Robotframework

From SME Server
Jump to navigation Jump to search

Robotframework

Page documenting the setup and possible The use of robotframework for regression testing of SMEServer.

Page Initial creation by Brian J Read - 3rd March 2014

Installation

Initial installation is on the back of a Centos 6.5 (64 bit in my case) install. I use Virtual Box under Linux Mint 16.

  1. Install Centos 6.5
  2. login as root
  3. Install robotframework:
yum install make automake gcc gcc-c++ kernel-devel git-core –y
yum install python-devel -y
curl -o /tmp/ezsetup.py https://sources.rhodecode.com/setuptools/raw/bootstrap/ez_setup.py
python /tmp/ezsetup.py
/usr/bin/easy_install pip
rm setuptools-*.tar.gz
pip install -i https://pypi.rhodecode.com/ --upgrade pip
pip install robotframework
pip install virtualenv

Install additional robot framework libraries:

pip install robotframework-selenium2library
pip install robotframework-ftplibrary
pip install robotframework-sshlibrary

Note that selenium needs a browser to drive, so you'll need to install a graphical GUI, you can do this by:

yum -y groupinstall "Desktop" "Desktop Platform" "X Window System" "Fonts"
yum -y groupinstall "Graphical Administration Tools"
yum -y groupinstall "Internet Browser"
yum -y groupinstall "General Purpose Desktop"

If you want to start it up automatically, then instructions are here

else just type:

startx

After command line logging in.

You also ought to create a user to run under - you can use the graphical admin user prgram from the above, and then login as that.

Robotframework Demos

There are ssh, ftp and web (selenium) demos at:

http://robotframework.googlecode.com/hg/doc/userguide/RobotFrameworkUserGuide.html?r=2.8.4#demonstrations

https://bitbucket.org/robotframework/webdemo/wiki/Home#rst-header-starting-demo-application

https://robotframework-sshlibrary.googlecode.com/git-history/2.0/doc/SSHLibrary.html

http://sourceforge.net/projects/rf-ftp-py/files/1.2/FtpLibraryExample.txt/download

SME Server Test Automation on GitHub

The git repository with an intial set of tests for SME Server is now on GitHub here:

https://github.com/MarcoHess/smeserver-test-automation

Loading and Trying it

The best way to try these tests is to clone the repository from GitHub with:

git clone https://github.com/MarcoHess/smeserver-test-automation.git

Alternatively you can also download a ZIP file with the whole repository with this link:

https://github.com/MarcoHess/smeserver-test-automation/archive/master.zip

Setting up the tests

The "resource.robot" file in the top "sme" directory contains a number of variables and macros that are used by the test scripts.

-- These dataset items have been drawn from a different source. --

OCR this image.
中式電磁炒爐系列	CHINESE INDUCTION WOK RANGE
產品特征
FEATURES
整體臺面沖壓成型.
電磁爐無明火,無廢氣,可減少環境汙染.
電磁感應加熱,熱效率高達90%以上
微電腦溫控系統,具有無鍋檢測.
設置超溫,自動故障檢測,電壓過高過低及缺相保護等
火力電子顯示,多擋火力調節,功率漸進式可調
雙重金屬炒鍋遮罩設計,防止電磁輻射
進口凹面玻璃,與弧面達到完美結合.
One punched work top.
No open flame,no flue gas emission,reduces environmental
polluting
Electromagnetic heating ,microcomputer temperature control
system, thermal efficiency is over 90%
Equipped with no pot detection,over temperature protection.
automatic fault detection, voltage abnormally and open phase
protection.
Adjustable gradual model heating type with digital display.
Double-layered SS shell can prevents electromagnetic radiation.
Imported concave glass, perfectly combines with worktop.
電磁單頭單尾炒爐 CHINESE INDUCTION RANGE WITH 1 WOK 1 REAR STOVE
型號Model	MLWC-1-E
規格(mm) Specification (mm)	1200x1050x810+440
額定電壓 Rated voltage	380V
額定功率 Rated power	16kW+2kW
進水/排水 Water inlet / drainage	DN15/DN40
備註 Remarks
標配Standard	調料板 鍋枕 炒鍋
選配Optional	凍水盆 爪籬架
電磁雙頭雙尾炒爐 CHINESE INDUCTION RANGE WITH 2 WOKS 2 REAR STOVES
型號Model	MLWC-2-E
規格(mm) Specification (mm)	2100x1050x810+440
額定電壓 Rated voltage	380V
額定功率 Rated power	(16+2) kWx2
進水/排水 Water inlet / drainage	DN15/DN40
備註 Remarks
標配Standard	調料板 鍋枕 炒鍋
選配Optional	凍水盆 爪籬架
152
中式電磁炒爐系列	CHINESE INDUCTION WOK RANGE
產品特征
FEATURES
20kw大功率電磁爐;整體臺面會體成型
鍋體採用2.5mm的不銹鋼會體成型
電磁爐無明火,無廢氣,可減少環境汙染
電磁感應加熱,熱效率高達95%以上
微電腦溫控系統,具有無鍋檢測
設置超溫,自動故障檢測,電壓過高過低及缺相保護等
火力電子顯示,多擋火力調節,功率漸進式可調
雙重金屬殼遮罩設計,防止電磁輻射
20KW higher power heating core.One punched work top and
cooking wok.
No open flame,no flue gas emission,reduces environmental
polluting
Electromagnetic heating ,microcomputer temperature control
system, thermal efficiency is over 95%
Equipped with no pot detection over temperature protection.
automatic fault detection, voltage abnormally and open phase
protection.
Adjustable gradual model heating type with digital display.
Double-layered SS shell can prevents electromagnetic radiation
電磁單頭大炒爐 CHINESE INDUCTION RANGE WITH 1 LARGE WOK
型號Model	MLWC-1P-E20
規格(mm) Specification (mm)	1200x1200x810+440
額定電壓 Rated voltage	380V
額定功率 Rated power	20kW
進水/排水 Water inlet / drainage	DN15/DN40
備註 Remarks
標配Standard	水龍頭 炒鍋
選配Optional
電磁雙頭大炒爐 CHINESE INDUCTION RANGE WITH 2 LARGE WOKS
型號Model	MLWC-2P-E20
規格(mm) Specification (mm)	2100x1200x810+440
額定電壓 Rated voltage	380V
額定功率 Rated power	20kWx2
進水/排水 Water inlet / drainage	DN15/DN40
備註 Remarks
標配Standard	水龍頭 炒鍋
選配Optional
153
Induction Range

The key ones that you need to change are:

${SERVER NAME}       sme9-64
${SERVER DOMAIN}     through-ip.com
${VALID PASSWORD}    Admin-Test-1234

Note that the URL must be same as the FQDN for the server, as it uses this as a test on the title of the logged server manager web page.

The tests assume that the ${SERVER NAME}.${SERVER DOMAIN} resolve to the correct IP of that server. I typically setup entries for test servers with a host name entry on my main server.

Running the tests

The tests are setup in an hierarchical fashion. To run all tests:

pybot sme

To run a subset of the tests use:

pybot sme/02__server-manager

or for the ftp tests:

pybot sme/03__remote_access/02__ftp/

and ssh by

pybot sme/03__remote_access/03__ssh/

Contributing Tests

With the main test repository on GitHub it is very easy to 'fork' a copy of the repository, start adding, fixing or modifying tests and then send a 'Pull Request' to merge your updates into the main repository.

Here is an outline of that process: https://help.github.com/articles/fork-a-repo

Additional Tools

There are a number of tools that are useful in developing tests. This section lists a number of these:

RIDE IDE

The Robotframework has its own IDE called RIDE. It is particularly useful for running individual tests during development. More info here https://github.com/robotframework/RIDE/wiki . It be easily installed with:

pip install robotframework-ride

and then run RIDE with:

 ride.py sme

XPath Checker Firefox

It sometimes is quite tricky to locate the right element in a web page to check or click. One method that selenium supports is 'XPaths':http://en.wikipedia.org/wiki/XPath

In order to develop these, I found the Firefox plugin 'XPaths Checker' particularly useful.